Choosing a caregiver for your kitty:
- Give yourself ample time to ﬁnd the right person to care for your cat. Reputable sitters book up quickly and far in advance, especially during peak vacation periods.
- A recommendation from a friend, co-worker or veterinarian is a great way to find a reputable sitter. Veterinarians can often provide inside information about these companies.
- Never agree to hire a sitter who doesn’t insist on an initial meeting. Pre-service meetings are of absolute importance. They provide you and your cat a chance to screen the sitter and establish a relationship. The sitter also needs that opportunity to gather information, conﬁrm that she and your cat are a good match and that she can manage his care.

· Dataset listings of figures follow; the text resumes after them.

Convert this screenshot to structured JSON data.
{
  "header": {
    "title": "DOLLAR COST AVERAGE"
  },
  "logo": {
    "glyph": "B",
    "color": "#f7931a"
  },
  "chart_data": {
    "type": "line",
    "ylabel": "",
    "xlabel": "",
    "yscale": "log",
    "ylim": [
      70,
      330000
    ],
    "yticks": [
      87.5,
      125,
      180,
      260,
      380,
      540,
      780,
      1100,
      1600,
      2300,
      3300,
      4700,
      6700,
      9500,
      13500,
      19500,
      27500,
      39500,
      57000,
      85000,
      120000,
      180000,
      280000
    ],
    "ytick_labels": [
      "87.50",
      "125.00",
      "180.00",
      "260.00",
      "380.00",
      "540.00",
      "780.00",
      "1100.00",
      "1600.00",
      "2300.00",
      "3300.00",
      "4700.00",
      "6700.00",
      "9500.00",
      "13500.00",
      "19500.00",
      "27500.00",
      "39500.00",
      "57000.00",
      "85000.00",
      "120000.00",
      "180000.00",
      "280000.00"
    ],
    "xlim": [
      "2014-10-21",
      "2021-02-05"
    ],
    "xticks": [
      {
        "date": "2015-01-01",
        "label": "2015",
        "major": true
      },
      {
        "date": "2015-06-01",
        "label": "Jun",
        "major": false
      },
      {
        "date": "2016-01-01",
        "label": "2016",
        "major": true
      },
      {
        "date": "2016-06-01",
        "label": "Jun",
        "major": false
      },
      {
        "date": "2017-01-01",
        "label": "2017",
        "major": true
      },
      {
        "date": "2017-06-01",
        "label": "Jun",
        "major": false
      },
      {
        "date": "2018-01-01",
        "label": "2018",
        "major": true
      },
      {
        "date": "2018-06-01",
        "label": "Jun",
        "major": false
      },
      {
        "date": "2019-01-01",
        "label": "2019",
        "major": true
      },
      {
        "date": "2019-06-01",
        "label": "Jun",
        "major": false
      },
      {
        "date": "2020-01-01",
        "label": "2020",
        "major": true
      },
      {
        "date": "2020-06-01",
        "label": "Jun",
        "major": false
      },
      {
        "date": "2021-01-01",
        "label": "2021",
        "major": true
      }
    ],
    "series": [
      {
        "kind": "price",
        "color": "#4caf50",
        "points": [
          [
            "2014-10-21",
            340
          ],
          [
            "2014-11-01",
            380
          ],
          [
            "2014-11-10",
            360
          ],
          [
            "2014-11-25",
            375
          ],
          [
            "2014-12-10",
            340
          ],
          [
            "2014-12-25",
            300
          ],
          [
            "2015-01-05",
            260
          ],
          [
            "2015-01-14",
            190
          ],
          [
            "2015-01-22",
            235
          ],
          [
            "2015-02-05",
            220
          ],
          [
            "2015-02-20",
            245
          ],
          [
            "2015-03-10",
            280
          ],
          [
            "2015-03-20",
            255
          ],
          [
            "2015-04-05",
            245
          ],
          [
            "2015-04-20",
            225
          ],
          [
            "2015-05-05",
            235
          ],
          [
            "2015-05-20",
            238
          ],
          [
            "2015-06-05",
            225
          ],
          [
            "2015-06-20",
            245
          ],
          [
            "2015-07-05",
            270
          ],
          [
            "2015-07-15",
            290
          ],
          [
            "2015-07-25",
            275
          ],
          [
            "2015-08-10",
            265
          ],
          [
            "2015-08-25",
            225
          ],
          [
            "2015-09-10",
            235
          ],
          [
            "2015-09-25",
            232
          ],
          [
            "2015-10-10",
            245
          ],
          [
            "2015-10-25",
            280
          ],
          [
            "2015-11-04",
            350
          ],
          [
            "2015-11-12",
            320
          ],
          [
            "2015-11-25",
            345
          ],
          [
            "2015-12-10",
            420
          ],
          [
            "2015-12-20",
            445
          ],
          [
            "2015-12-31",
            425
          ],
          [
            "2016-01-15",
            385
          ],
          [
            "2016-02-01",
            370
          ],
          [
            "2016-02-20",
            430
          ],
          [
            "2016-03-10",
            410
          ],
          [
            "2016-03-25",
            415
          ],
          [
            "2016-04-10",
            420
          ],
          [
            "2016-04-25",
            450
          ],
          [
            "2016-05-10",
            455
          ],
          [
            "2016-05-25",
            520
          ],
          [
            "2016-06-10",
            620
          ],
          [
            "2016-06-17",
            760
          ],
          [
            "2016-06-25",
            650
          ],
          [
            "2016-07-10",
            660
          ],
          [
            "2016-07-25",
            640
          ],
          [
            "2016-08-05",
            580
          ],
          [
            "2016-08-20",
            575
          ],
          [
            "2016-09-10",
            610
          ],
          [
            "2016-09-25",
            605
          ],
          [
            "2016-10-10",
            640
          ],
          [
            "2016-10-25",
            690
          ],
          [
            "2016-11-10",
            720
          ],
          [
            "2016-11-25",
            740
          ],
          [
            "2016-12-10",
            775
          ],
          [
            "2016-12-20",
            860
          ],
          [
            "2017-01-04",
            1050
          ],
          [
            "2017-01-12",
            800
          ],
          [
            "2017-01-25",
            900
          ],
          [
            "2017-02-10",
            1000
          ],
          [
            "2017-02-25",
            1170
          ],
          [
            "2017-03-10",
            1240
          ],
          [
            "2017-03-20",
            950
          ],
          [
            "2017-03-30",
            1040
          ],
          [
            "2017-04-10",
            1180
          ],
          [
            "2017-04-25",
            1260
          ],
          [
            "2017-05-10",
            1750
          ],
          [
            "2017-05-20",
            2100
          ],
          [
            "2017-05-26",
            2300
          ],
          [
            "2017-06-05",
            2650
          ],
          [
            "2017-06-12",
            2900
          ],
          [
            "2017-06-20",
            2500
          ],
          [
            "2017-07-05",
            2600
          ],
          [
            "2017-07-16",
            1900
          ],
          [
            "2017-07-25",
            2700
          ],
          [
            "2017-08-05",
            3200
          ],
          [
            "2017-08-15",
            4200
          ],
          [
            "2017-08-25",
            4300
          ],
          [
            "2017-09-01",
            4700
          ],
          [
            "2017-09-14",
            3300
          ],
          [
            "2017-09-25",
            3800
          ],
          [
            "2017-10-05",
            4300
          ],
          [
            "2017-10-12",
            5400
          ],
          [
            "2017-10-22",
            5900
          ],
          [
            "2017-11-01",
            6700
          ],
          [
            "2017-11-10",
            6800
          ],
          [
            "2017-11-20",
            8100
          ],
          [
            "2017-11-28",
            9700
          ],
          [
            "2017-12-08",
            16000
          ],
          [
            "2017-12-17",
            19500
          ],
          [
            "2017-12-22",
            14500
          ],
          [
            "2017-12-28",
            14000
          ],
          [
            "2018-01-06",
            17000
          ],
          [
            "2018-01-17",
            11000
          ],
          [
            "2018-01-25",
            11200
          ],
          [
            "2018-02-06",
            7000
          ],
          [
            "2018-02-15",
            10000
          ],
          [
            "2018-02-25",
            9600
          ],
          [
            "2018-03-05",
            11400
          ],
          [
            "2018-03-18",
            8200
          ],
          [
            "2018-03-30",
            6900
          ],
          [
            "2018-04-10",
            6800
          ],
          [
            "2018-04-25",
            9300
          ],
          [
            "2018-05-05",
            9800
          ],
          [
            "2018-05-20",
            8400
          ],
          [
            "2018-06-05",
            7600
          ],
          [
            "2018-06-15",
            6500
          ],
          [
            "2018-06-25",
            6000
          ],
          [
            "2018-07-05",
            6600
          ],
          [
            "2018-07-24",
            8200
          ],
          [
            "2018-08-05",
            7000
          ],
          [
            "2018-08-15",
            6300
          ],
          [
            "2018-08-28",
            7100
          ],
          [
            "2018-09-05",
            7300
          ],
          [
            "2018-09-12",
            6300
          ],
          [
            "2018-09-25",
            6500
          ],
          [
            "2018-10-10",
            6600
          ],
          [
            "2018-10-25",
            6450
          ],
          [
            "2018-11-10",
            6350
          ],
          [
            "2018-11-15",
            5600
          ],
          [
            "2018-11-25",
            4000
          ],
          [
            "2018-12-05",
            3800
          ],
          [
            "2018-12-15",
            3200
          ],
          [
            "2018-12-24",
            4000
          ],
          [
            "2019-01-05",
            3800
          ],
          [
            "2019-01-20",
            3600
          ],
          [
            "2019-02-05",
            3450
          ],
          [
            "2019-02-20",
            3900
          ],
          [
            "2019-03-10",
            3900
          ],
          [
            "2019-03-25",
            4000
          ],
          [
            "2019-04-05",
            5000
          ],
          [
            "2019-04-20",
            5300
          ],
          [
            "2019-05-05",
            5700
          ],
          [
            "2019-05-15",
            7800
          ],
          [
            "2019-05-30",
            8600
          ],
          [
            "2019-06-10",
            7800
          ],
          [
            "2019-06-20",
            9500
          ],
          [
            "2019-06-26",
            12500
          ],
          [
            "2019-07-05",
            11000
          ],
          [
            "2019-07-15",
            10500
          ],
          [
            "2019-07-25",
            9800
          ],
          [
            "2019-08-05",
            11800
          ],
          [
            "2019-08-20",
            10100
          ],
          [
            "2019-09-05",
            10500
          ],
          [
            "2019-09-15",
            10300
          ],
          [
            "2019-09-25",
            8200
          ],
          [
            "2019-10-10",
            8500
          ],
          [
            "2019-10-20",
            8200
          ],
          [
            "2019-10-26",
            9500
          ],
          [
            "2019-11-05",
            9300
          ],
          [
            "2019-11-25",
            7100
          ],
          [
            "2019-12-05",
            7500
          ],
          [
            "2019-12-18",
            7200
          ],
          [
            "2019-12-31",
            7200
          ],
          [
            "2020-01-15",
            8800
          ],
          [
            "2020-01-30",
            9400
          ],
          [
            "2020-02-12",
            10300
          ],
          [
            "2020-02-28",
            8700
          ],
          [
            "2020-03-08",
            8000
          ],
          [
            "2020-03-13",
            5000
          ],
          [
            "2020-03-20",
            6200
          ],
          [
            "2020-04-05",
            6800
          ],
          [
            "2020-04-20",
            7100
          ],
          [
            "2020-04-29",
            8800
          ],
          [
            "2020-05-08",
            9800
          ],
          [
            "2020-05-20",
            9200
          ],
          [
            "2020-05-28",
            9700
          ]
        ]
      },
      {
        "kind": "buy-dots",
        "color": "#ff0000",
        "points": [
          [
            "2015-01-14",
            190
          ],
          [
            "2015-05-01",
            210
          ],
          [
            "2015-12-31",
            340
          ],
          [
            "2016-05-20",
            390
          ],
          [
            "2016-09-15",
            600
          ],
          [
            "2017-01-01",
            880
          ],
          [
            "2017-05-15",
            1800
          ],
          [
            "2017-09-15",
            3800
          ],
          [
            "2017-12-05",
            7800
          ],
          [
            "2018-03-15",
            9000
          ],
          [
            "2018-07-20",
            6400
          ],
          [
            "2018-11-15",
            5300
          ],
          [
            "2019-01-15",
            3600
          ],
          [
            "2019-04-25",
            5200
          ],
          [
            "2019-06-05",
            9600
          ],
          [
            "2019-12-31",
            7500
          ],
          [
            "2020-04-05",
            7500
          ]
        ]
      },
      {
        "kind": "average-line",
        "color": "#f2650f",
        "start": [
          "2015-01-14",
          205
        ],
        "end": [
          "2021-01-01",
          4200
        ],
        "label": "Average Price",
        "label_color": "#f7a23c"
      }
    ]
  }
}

- If your cat requires medication or special handling, insist on demonstrated competence.
- Always ask for references, proof of business liability insurance, and a criminal background check. Hire a mature adult who is properly trained and has a reliable vehicle. Beware of companies that adopt a relaxed hiring protocol and attitude. Chances are their staff has the same relaxed work ethic.
- Review the service contract and clarify any policies you don’t understand.
- Membership with a pet sitting association isn’t a guarantee the company or individual is ethical or qualified. Many gold standard sitters don’t belong to an association. Rely on references, your own screening methods (ask a lot of questions – a professional will encourage questions), how your cat and the sitter interact, and your own gut instinct.
- Don’t hesitate to say if your cat can be anxious, fearful or aggressive. The more the sitter knows about him, the better she can ensure the right approach and care.